France yesterday offered to send a warship off the coast of Somalia, the United States warned Sudan to honour a cease-fire and Belgian advocated withholding aid from nations that exploited child soldiers.
But African delegates cautioned UN Security Council members at a summit on Africa called by France yesterday that they, not the West, needed to set their own agenda and too many promises had gone by the wayside.
"Africa's agenda will increasingly be defined by the African Union," said AU chairman Alpha Oumar Konare. "We hope to move beyond words, to move beyond promises because too many promises have already been made to Africa."
US President George W Bush on the situation in Darfur
The unusual session at the UN in New York on cooperation with Africa, chaired by French President Nicholas Sarkozy, came several hours after the 15-member body authorized the European Union to send soldiers to Chad and the Central Africa Republic to protect civilians from violence spilling over from neighboring Darfur.
President John Agyekum Kufour of Ghana said warfare in Somalia was being neglected in favor of the strife in Sudan's Darfur region, where help for an African force "has been inadequate and slow in coming."
In response, Mr Sarkozy said France had decided to help counter piracy off Somalia's coast by sending a warship to protect supplies from the World Food Programme.
President George W. Bush as well as Mr Sarkozy called for quick deployment of a planned United Nations-African Union force to Darfur to bolster the 7,000 African troops there.
"We call on all parties to cease arm sales to the combatants," Mr Bush said. "We expect people gathered around this table to send a focused message that innocent life matters."
"We expect President (Omar Hassan) Bashir to observe a cease-fire during next month's peace talks, and we want the rebels to do the same," Mr Bush said.
He alone emphasized that the United States considered the deaths of tens of thousands in Darfur "genocide."

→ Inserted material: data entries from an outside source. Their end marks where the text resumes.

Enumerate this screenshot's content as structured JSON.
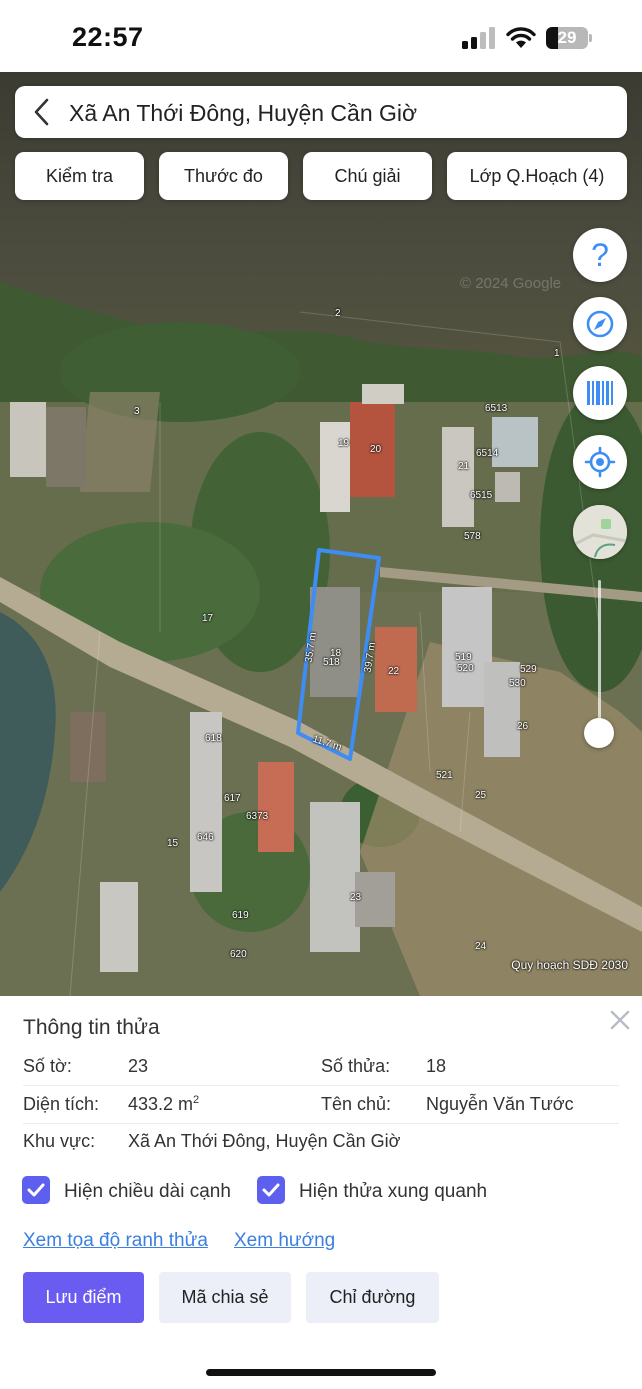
{
  "status_bar": {
    "time": "22:57",
    "battery": "29",
    "battery_level_percent": 29
  },
  "search": {
    "location": "Xã An Thới Đông, Huyện Cần Giờ"
  },
  "toolbar": {
    "check": "Kiểm tra",
    "measure": "Thước đo",
    "legend": "Chú giải",
    "layers": "Lớp Q.Hoạch (4)"
  },
  "map": {
    "copyright": "© 2024 Google",
    "source": "Quy hoạch SDĐ 2030",
    "parcel_labels": [
      "2",
      "1",
      "3",
      "6513",
      "19",
      "20",
      "6514",
      "21",
      "6515",
      "578",
      "17",
      "18",
      "518",
      "22",
      "519",
      "520",
      "529",
      "530",
      "26",
      "618",
      "617",
      "6373",
      "646",
      "15",
      "521",
      "25",
      "23",
      "619",
      "620",
      "24"
    ],
    "edge_lengths": [
      "35.7 m",
      "39.7 m",
      "11.7 m"
    ],
    "controls": [
      "help-icon",
      "compass-icon",
      "barcode-icon",
      "locate-icon",
      "layers-thumbnail"
    ],
    "colors": {
      "accent": "#3d8df5",
      "parcel_outline": "#3d8df5"
    }
  },
  "panel": {
    "title": "Thông tin thửa",
    "sheet_label": "Số tờ:",
    "sheet_value": "23",
    "parcel_label": "Số thửa:",
    "parcel_value": "18",
    "area_label": "Diện tích:",
    "area_value": "433.2 m",
    "area_unit_sup": "2",
    "owner_label": "Tên chủ:",
    "owner_value": "Nguyễn Văn Tước",
    "region_label": "Khu vực:",
    "region_value": "Xã An Thới Đông, Huyện Cần Giờ",
    "show_edges": {
      "label": "Hiện chiều dài cạnh",
      "checked": true
    },
    "show_neighbors": {
      "label": "Hiện thửa xung quanh",
      "checked": true
    },
    "link_coords": "Xem tọa độ ranh thửa",
    "link_direction": "Xem hướng",
    "save": "Lưu điểm",
    "share": "Mã chia sẻ",
    "directions": "Chỉ đường",
    "colors": {
      "primary": "#6a5cf0",
      "secondary": "#eceef8",
      "link": "#3b7fe0"
    }
  }
}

"When we find genocide it's time to do something about it," he said.
Britain's minister of state in the Foreign Office, Kim Howells, touched on Sudan and the African Union's rejection of non-African troops for the new Darfur force.
He also said the United Nations should be engaged to find a way forward in Zimbabwe because "three million refugees have already fled, threatening instability across Zimbabwe's borders."
Belgian Prime Minister Guy Verhofstadt, using the example of the Uganda's brutal rebel Lord's Resistance Army, said the world should embargo development aid and exports of weapons to countries with child soldiers.